Eski başyazarlarından Mustaf Balbay’ın günlüklerini okursa, köşesinden demokrasi vaazları vermekten vazgeçer belki. “Yetmez ama evet”, Mustafa Balbay’ın günlüklerinde aktarılan darbeci askerlerin yargılanmasının önündeki engelleri kaldıran bir kampanyadır.
Emre Kongar, Balyoz davasında darbecilerin yargılanmasına o kadar üzülmüştü ki, öfkesini hâlâ çıkartabilmiş değil. Şunu unutturacağını sanabilmesi ise ilginç: “Yetmez ama evet” kampanyası Balyozcuların yargılanmasını sağladı, Emre Kongar gibilerin aralıksız gürültü çıkartmaları yüzünden, bugün Balyozcular serbest. Erdoğan’la kolkolalar. Yerli, milli ve Kürt düşmanlığı geçer akçe bugün. Kongar’ın istediği gibi durum, diğer bir deyişle.
Kongar, “yetmez ama evet” diyenlerle uğraşacağına, kendi gazetesiyle hesaplaşsa ya. 7 Haziran seçimlerinden önce Selahattin Demirtaş’la röportaj yapıp, “HDP dışarıdan desteğe sıcak” manşeti atan bir gazeteden bahsediyoruz.
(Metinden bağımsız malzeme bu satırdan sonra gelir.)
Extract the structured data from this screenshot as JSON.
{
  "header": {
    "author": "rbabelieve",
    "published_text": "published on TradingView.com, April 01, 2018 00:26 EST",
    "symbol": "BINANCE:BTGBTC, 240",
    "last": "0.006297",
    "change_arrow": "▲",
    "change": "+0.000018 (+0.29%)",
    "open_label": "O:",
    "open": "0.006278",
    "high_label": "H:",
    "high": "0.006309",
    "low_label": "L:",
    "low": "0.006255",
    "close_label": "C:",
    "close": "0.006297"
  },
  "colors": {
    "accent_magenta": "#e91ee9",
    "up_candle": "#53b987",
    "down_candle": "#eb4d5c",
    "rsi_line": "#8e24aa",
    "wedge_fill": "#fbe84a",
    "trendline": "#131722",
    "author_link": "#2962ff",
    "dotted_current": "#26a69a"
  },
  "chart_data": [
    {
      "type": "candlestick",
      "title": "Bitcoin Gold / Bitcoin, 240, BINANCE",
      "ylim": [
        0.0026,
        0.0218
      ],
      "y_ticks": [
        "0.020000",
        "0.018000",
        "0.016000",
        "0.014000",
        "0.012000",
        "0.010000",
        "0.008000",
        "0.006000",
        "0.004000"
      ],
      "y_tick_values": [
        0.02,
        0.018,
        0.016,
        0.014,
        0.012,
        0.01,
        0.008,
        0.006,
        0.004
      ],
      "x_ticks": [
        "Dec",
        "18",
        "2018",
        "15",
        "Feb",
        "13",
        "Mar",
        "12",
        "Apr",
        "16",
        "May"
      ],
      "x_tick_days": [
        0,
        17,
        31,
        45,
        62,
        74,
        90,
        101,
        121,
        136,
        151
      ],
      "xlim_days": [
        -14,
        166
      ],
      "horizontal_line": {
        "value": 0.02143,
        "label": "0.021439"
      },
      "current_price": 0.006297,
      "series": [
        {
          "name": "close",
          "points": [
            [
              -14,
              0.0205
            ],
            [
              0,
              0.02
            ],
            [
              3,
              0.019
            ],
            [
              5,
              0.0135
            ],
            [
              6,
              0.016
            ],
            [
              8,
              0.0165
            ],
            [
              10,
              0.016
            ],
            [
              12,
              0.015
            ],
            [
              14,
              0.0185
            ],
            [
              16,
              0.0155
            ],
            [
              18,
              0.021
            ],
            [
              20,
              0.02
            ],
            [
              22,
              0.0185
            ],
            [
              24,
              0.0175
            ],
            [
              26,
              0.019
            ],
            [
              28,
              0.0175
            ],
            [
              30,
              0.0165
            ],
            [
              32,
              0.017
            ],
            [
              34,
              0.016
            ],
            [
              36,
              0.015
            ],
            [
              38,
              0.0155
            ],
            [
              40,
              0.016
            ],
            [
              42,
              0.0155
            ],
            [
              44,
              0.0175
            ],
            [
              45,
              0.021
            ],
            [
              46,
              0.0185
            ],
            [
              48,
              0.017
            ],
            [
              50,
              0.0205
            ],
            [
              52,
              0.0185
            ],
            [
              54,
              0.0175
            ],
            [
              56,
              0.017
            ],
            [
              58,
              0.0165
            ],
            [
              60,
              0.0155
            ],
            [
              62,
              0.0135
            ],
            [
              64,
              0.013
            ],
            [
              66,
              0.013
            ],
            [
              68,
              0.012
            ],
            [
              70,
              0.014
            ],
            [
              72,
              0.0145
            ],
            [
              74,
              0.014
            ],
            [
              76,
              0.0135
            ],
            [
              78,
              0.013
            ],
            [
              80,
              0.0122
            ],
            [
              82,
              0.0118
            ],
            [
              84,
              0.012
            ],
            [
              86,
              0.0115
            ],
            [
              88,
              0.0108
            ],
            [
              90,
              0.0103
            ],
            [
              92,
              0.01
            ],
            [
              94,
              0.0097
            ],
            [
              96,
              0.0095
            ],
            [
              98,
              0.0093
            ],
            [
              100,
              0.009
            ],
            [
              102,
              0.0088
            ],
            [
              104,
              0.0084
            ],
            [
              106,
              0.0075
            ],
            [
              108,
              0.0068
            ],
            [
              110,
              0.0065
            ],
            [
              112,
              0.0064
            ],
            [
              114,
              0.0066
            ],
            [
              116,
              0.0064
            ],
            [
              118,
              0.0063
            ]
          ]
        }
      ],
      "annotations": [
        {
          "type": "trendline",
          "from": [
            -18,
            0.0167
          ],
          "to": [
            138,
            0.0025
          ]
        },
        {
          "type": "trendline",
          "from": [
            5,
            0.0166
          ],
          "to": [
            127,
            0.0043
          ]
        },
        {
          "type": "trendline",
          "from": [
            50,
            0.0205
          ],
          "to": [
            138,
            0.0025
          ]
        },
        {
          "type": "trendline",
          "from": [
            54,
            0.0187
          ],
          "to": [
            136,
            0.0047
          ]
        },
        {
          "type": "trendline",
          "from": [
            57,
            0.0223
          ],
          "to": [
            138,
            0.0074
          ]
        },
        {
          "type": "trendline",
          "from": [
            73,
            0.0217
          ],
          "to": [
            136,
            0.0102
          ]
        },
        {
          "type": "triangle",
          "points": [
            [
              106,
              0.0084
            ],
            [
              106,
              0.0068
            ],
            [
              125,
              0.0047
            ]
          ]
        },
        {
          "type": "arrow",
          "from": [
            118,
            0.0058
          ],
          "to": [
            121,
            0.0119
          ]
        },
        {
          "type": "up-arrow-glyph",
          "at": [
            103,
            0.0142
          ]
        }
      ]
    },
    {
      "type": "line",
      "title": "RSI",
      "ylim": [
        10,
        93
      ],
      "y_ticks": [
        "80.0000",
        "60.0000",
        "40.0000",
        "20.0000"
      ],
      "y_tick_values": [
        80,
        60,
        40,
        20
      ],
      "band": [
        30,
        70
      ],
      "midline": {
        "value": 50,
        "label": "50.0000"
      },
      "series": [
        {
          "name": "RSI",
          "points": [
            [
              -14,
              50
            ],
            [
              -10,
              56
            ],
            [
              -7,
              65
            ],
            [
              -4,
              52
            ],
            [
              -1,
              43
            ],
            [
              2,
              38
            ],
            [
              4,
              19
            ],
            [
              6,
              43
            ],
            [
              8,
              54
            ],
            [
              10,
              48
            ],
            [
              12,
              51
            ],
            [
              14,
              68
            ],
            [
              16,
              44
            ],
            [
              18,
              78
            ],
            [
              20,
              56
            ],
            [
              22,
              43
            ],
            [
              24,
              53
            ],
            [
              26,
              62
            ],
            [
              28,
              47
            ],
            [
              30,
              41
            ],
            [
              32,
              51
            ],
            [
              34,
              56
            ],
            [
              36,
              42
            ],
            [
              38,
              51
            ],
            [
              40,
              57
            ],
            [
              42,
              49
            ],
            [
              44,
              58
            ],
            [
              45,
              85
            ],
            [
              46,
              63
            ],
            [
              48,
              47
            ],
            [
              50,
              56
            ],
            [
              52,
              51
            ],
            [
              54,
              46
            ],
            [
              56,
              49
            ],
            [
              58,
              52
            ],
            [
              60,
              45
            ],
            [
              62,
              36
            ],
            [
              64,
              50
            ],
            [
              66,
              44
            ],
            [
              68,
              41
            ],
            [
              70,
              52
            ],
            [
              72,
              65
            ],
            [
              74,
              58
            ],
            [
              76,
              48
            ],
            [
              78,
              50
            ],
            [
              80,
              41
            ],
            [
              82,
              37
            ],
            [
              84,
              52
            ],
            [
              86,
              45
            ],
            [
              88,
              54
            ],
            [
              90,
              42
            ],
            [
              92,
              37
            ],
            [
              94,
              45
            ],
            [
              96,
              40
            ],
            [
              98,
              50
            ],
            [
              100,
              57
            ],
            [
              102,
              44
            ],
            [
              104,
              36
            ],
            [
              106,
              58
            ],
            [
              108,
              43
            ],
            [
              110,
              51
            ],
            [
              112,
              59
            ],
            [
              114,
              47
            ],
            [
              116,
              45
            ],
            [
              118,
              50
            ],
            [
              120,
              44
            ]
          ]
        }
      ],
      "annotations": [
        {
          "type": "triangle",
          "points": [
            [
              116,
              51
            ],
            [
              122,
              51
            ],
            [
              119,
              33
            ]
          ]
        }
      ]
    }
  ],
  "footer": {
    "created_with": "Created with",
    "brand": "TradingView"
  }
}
CHP’lilerin HDP’nin 7 Haziran seçimlerine parti olarak katılma kararını açıkladığı andan itibaren savundukları iddia. Cumhuriyet, CHP’nin borazanı olarak bu iddiayı, bir “hissiyati” manşete çıkarmıştı. Bugün! CHP’nin “evet” oyuyla HDP’li vekillerin dokunulmazlıkları TBMM gündemine geliyor.
Burada da devreye, aynı gazeteden ikinci bir yazarın “yetmez ama evet” düşmanlığı giriyor. Ayşe Yıldırım, AKP dokunulmazlıkları istediği gibi kaldıramazsa, dokunulmazlıkları kaldırmak için yeni bir anayasa referandumunu gündeme getireceğini, bu anayasa önerisinde seçim barajının kaldırılmasının da yer alacağını ve böylece ikinci bir “yetmez ama evet” hamlesi yapacağını iddia ediyor.
Ayşe Yıldırım’ın, yalancı suçlamasından kurtulmak için tek bir çaresi var: 2010 Anayasa referandumunda, hangi maddenin, dokunulmazlıkları kaldırmakla eş anlamlı olacağını göstermek. Hangi madde, Kongar ve Yıldırım gibi zeki insanların yanında birer aptal kalan “yetmez ama evet”çileri yemlemek için ortaya atıldı? Hangi madde, antidemokratik olduğu apaçık olan başka bir maddeyi gizlemek için kullanıldı?
Utanmazlıkta sınır tanımayanlara son söz: Sizin parti, HDP’li vekillerin dokunulmazlıklarının kaldırılmasına “Evet” oyu verdi. Evet, CHP, Anayasa Komisyonu’nda evet oyu verdi. Bizim yeni bir manevrayla kandırılma ihtimalimiz üzerinde durmadan önce, kasıtlı, Kürt düşmanı, demokrasi karşıtı bir eylemi hayata geçiriyor CHP. Dün yapılan bir referandumla ilgili aynı yalanı tekrarlayarak, bugün Kürt düşmanı bir politikanın aktif parçası olanları aklama çabanız takdire şayan ama yetersiz.